Investigation of RAFT polymerization in mesoporous SBA-15 by using various monomers

Abstract

Reversible addition fragmentation transfer (RAFT) polymerization has attracted much attention, because its reaction mechanism has been well studied and it provides a facile approach to prepare the special functional polymer. Herein, mesoporous SBA-15 with pore size of 6 nm was employed as a “microreactor” for the RAFT solution polymerization of methyl methacrylate (MMA), glycidyl methacrylate (GMA) or styrene (St) using a xanthate as a chain transfer agent and AIBN as the initiator. The structures, morphologies and properties of the obtained polymers and in-situ composites were fully characterized. XPS results confirm the presence of sulfur in the obtained polymers, which indicates a RAFT polymerization mechanism.
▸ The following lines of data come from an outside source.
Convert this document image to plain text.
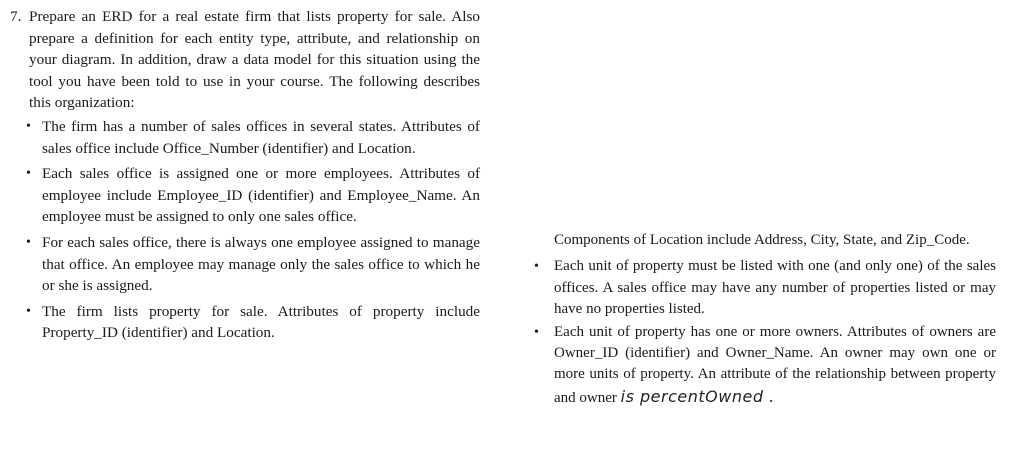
7. Prepare an ERD for a real estate firm that lists property for sale. Also prepare a definition for each entity type, attribute, and relationship on your diagram. In addition, draw a data model for this situation using the tool you have been told to use in your course. The following describes this organization:
• The firm has a number of sales offices in several states. Attributes of sales office include Office_Number (identifier) and Location.
• Each sales office is assigned one or more employees. Attributes of employee include Employee_ID (identifier) and Employee_Name. An employee must be assigned to only one sales office.
• For each sales office, there is always one employee assigned to manage that office. An employee may manage only the sales office to which he or she is assigned.
• The firm lists property for sale. Attributes of property include Property_ID (identifier) and Location.
Components of Location include Address, City, State, and Zip_Code.
•	Each unit of property must be listed with one (and only one) of the sales offices. A sales office may have any number of properties listed or may have no properties listed.
•	Each unit of property has one or more owners. Attributes of owners are Owner_ID (identifier) and Owner_Name. An owner may own one or more units of property. An attribute of the relationship between property and owner is percentOwned .
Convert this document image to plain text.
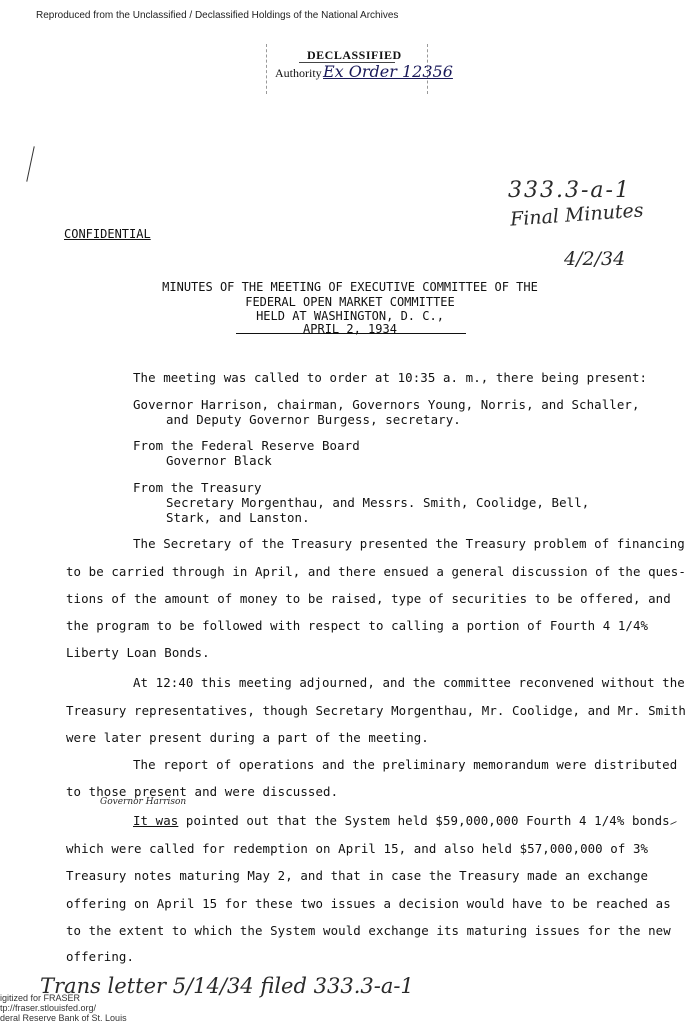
Reproduced from the Unclassified / Declassified Holdings of the National Archives
DECLASSIFIED
Authority Ex Order 12356
333.3-a-1
Final Minutes
4/2/34
CONFIDENTIAL
MINUTES OF THE MEETING OF EXECUTIVE COMMITTEE OF THE
FEDERAL OPEN MARKET COMMITTEE
HELD AT WASHINGTON, D. C.,
APRIL 2, 1934
The meeting was called to order at 10:35 a. m., there being present:
Governor Harrison, chairman, Governors Young, Norris, and Schaller,
and Deputy Governor Burgess, secretary.
From the Federal Reserve Board
Governor Black
From the Treasury
Secretary Morgenthau, and Messrs. Smith, Coolidge, Bell,
Stark, and Lanston.
The Secretary of the Treasury presented the Treasury problem of financing
to be carried through in April, and there ensued a general discussion of the ques-
tions of the amount of money to be raised, type of securities to be offered, and
the program to be followed with respect to calling a portion of Fourth 4 1/4%
Liberty Loan Bonds.
At 12:40 this meeting adjourned, and the committee reconvened without the
Treasury representatives, though Secretary Morgenthau, Mr. Coolidge, and Mr. Smith
were later present during a part of the meeting.
The report of operations and the preliminary memorandum were distributed
to those present and were discussed.
Governor Harrison
It was pointed out that the System held $59,000,000 Fourth 4 1/4% bonds
which were called for redemption on April 15, and also held $57,000,000 of 3%
Treasury notes maturing May 2, and that in case the Treasury made an exchange
offering on April 15 for these two issues a decision would have to be reached as
to the extent to which the System would exchange its maturing issues for the new
offering.
–
Trans letter 5/14/34 filed 333.3-a-1
igitized for FRASER
tp://fraser.stlouisfed.org/
deral Reserve Bank of St. Louis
XRD observation found that the in-situ composites exhibited the similar two-dimensional hexagonal pore structures intrinsic to SBA-15. However, the specific surface area, pore size, and pore volumes of the composites decreased dramatically compared with the intrinsic SBA-15 morphology. N2 adsorption studies of polymers synthesized from various monomer mixtures revealed differing properties with adsorption capacity in the order of GMA > MMA > St. The Mn and Mw of polymers produced from within SBA-15 were significantly higher than those produced external to the SBA-15 framework. Meanwhile, the molecular weight distributions of polymers constructed within the SBA-15 were narrower. Lastly, the thermal stability and glass transition temperature of the polymers constructed within the SBA-15 were notably enhanced.